The Planning Process | Microsoft SQL Server 2000 High Availability

Step 1: Breaking Down the Requirements

The bullet points below indicate how you should approach a set of requirements. Do not try to define technology solutions at this stage. As database administrators (DBAs) or system engineers , which many of you reading this book probably are, your natural tendency is to lead with technology. Your goal, however, first and foremost, is to understand the requirements before attaching any technology. Any risks that are drawn up at this stage do not necessarily need answers; they will be answered in time as you move through the process.

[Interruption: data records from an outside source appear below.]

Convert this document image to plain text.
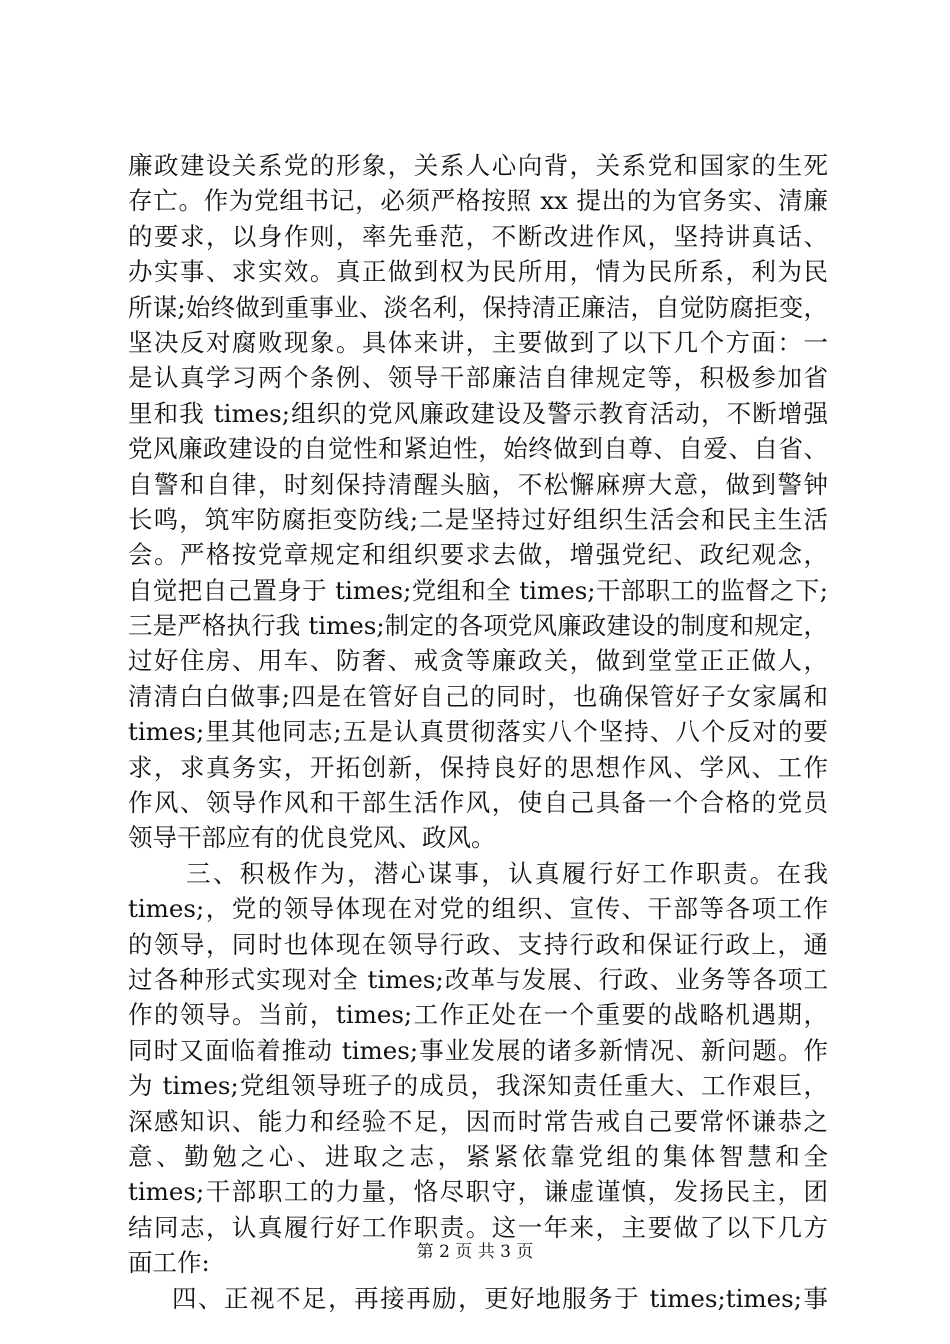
廉政建设关系党的形象，关系人心向背，关系党和国家的生死
存亡。作为党组书记，必须严格按照 xx 提出的为官务实、清廉
的要求，以身作则，率先垂范，不断改进作风，坚持讲真话、
办实事、求实效。真正做到权为民所用，情为民所系，利为民
所谋;始终做到重事业、淡名利，保持清正廉洁，自觉防腐拒变，
坚决反对腐败现象。具体来讲，主要做到了以下几个方面：一
是认真学习两个条例、领导干部廉洁自律规定等，积极参加省
里和我 times;组织的党风廉政建设及警示教育活动，不断增强
党风廉政建设的自觉性和紧迫性，始终做到自尊、自爱、自省、
自警和自律，时刻保持清醒头脑，不松懈麻痹大意，做到警钟
长鸣，筑牢防腐拒变防线;二是坚持过好组织生活会和民主生活
会。严格按党章规定和组织要求去做，增强党纪、政纪观念，
自觉把自己置身于 times;党组和全 times;干部职工的监督之下;
三是严格执行我 times;制定的各项党风廉政建设的制度和规定，
过好住房、用车、防奢、戒贪等廉政关，做到堂堂正正做人，
清清白白做事;四是在管好自己的同时，也确保管好子女家属和
times;里其他同志;五是认真贯彻落实八个坚持、八个反对的要
求，求真务实，开拓创新，保持良好的思想作风、学风、工作
作风、领导作风和干部生活作风，使自己具备一个合格的党员
领导干部应有的优良党风、政风。
三、积极作为，潜心谋事，认真履行好工作职责。在我
times;，党的领导体现在对党的组织、宣传、干部等各项工作
的领导，同时也体现在领导行政、支持行政和保证行政上，通
过各种形式实现对全 times;改革与发展、行政、业务等各项工
作的领导。当前，times;工作正处在一个重要的战略机遇期，
同时又面临着推动 times;事业发展的诸多新情况、新问题。作
为 times;党组领导班子的成员，我深知责任重大、工作艰巨，
深感知识、能力和经验不足，因而时常告戒自己要常怀谦恭之
意、勤勉之心、进取之志，紧紧依靠党组的集体智慧和全
times;干部职工的力量，恪尽职守，谦虚谨慎，发扬民主，团
结同志，认真履行好工作职责。这一年来，主要做了以下几方
面工作:
四、正视不足，再接再励，更好地服务于 times;times;事
第 2 页 共 3 页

Here is what you know so far:

There will be a minimum of two databases: one for reporting and one for your main data. The main data will be OLTP, and the reporting data will be read-only with regular data loading.
Near-real-time reporting looks to be an absolute requirement.
With 700 GB of total disk space needed, following the 80/20 split, there will be 560 GB of data and 140 GB of log. However, that really means 1120 GB of data and 280 GB of log because you have at least two systems hosting copies of the data.
You will have both directly connected and Internet-based users, therefore you will need at least two different security models for the solution.
Because the one system is mainly writes and the other is mainly reads with write updates every few minutes, their disk characteristics are similar.

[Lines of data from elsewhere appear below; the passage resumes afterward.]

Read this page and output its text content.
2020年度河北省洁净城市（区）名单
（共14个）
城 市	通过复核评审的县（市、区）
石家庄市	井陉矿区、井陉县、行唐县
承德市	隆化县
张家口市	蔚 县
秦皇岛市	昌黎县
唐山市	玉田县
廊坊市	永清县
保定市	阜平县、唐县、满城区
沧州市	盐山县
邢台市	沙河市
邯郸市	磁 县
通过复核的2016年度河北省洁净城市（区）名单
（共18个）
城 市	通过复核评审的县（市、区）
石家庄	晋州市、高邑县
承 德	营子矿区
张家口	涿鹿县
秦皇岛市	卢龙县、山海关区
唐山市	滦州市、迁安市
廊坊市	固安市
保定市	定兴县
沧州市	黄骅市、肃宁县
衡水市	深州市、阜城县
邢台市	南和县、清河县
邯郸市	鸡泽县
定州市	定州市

Here are some questions you must answer:

You have two security models: authenticating users through the Web and directly in the application. Will they be handled the same way in the code?
How will the database logic be implemented ”are you using direct code or stored procedures? This affects your memory requirements.
What is your network bandwidth? Can it handle whatever mechanism you employ for synchronizing the databases?
What type of staffing will be required? What type of expertise is needed, and is it already in-house?
What are the service level agreements (SLAs) beyond the general four nines? Is it four nines from 5 A.M. to 9 P.M. Eastern Standard Time since you cover both North America and Europe? What are the standard support contracts for your company?
Do you need to create a warm standby in addition to the reporting server? Is it possible to make them the same?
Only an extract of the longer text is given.